I tried to understand more of this but not something I am good at. So maybe later I will try this with your help :) 

[brian!]

19 hours ago, VirtualWorldGlobal said:

If we create a demo hosting service then how to link this  service so that when client select (demo hosting service) the links will appear with the side bar. 

one way would be to specify the service ID in the hook - that way, when they view the product details of the demo service (i'm assuming it's using cPanel), there will be a default cPanel login link (and webmail too - which the hook is removing for now), and the external cPanel link will be separate.

another way might be to create three Client Custom Fields, make them admin-only so that the client doesn't see them, and use them to store the values of cPanel Domain URL, username and password - that way, none of those details will be stored in the hook and it will only have to check if the current user has values stored for those customfields before generating the sidebar... it's worth noting though that these details will still be unencrypted in the database, but assuming the checks in the hook are correct, only those clients with these fields will see the sidebar (i.e this customer).

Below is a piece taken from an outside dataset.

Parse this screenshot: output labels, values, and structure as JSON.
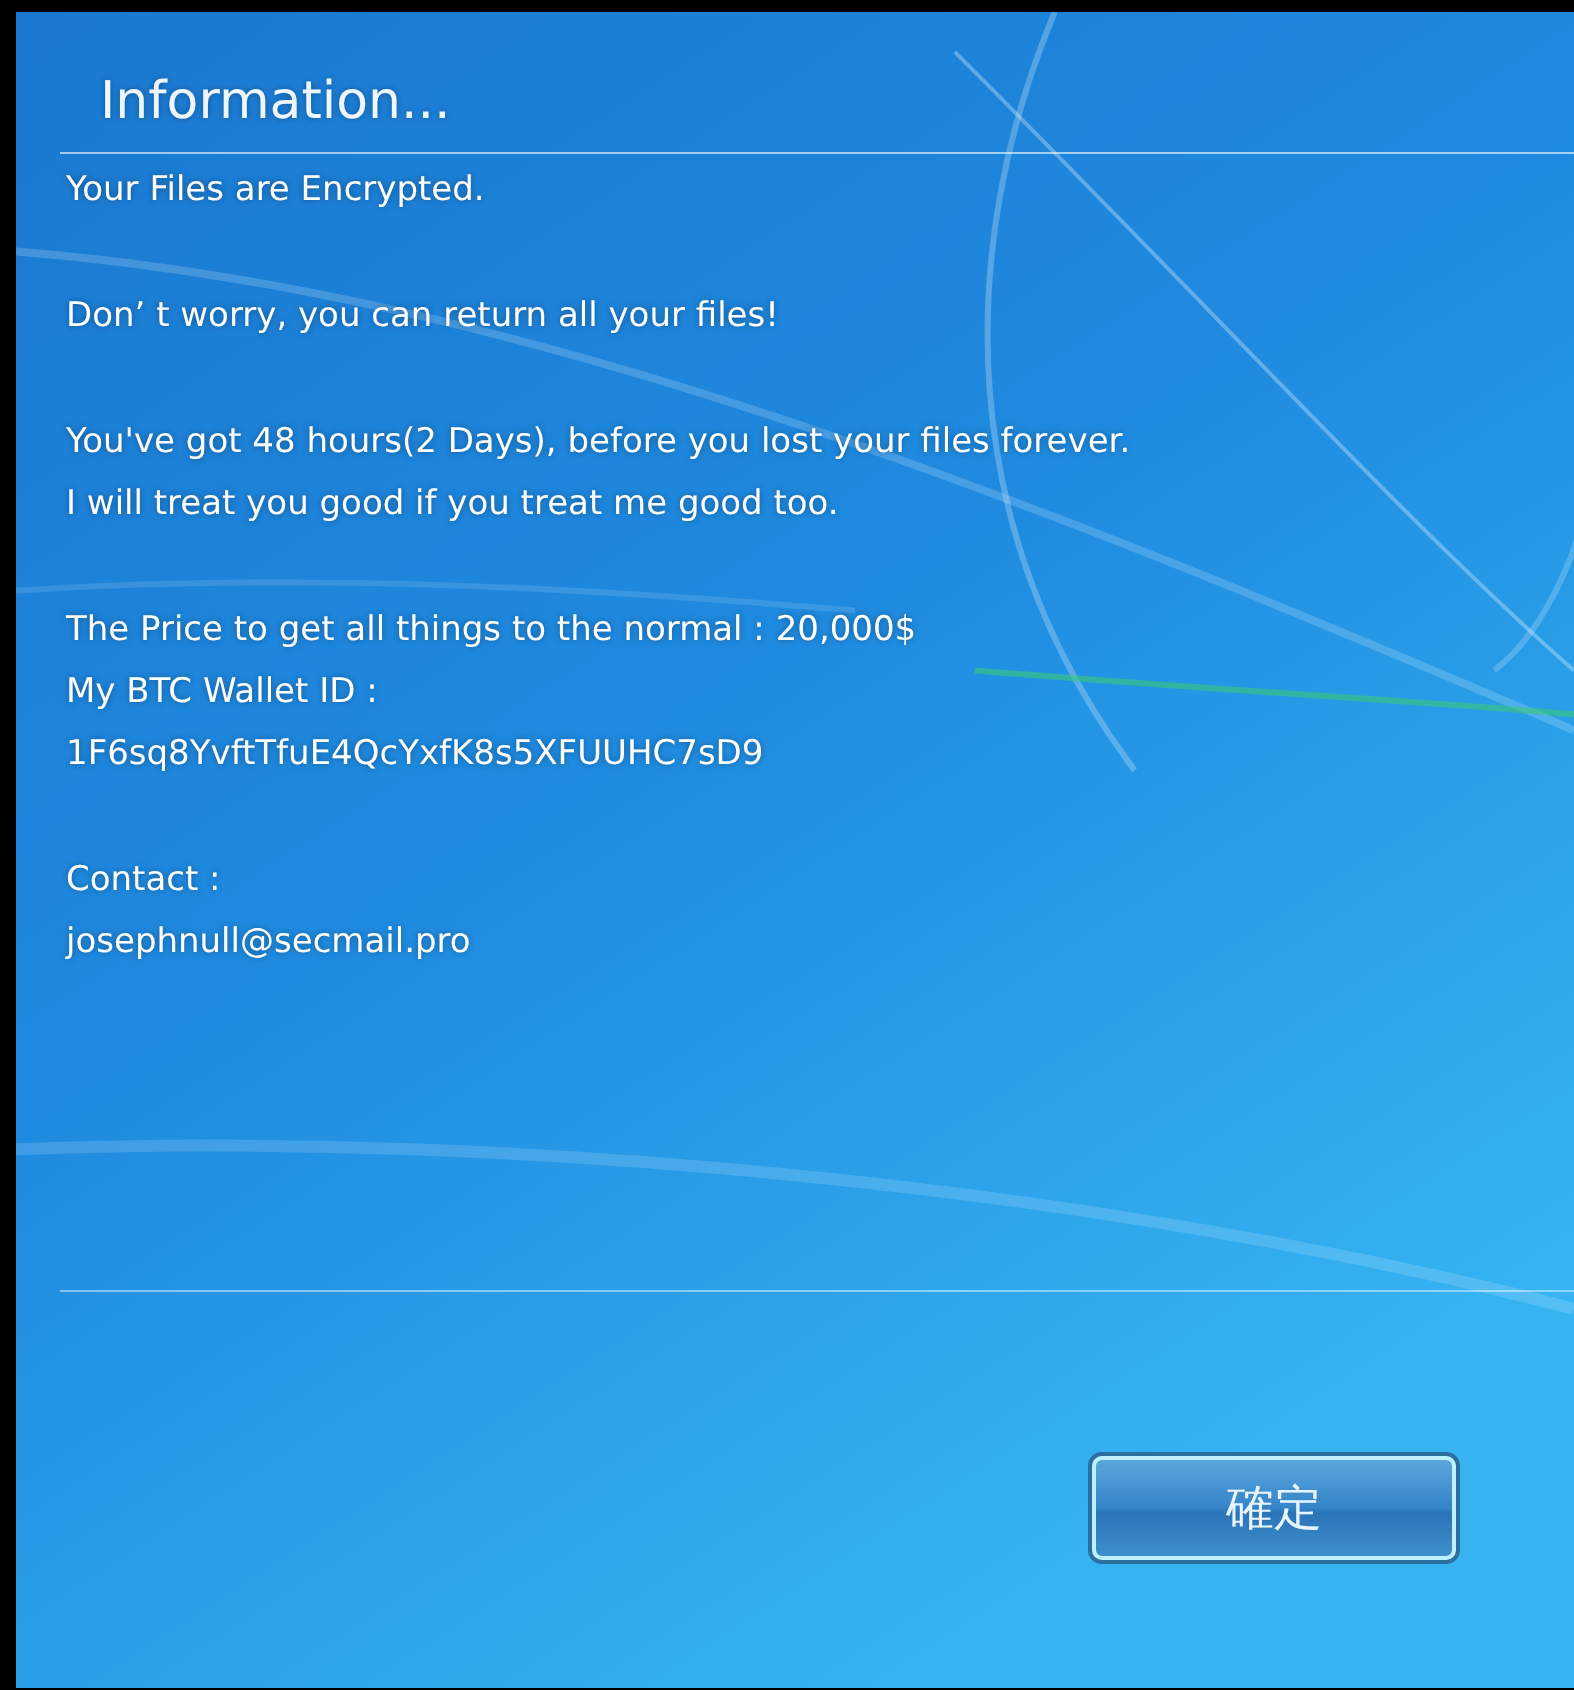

but as you say, you want to keep things simple - so I don't know which way you would prefer to go.

[ManagedCloud-Hosting]

6 hours ago, brian! said:

another way might be to create three Client Custom Fields, make them admin-only so that the client doesn't see them, and use them to store the values of cPanel Domain URL, username and password - that way, none of those details will be stored in the hook and it will only have to check if the current user has values stored for those customfields before generating the sidebar... it's worth noting though that these details will still be unencrypted in the database, but assuming the checks in the hook are correct, only those clients with these fields will see the sidebar (i.e this customer).

Hi @brian!  if we create create three 'Client Custom Fields' and make them admin-only. What will be the changes in code for for the hook, this seems to be good option, please help us achieve this.

This will be a great solution for what the client was asking for.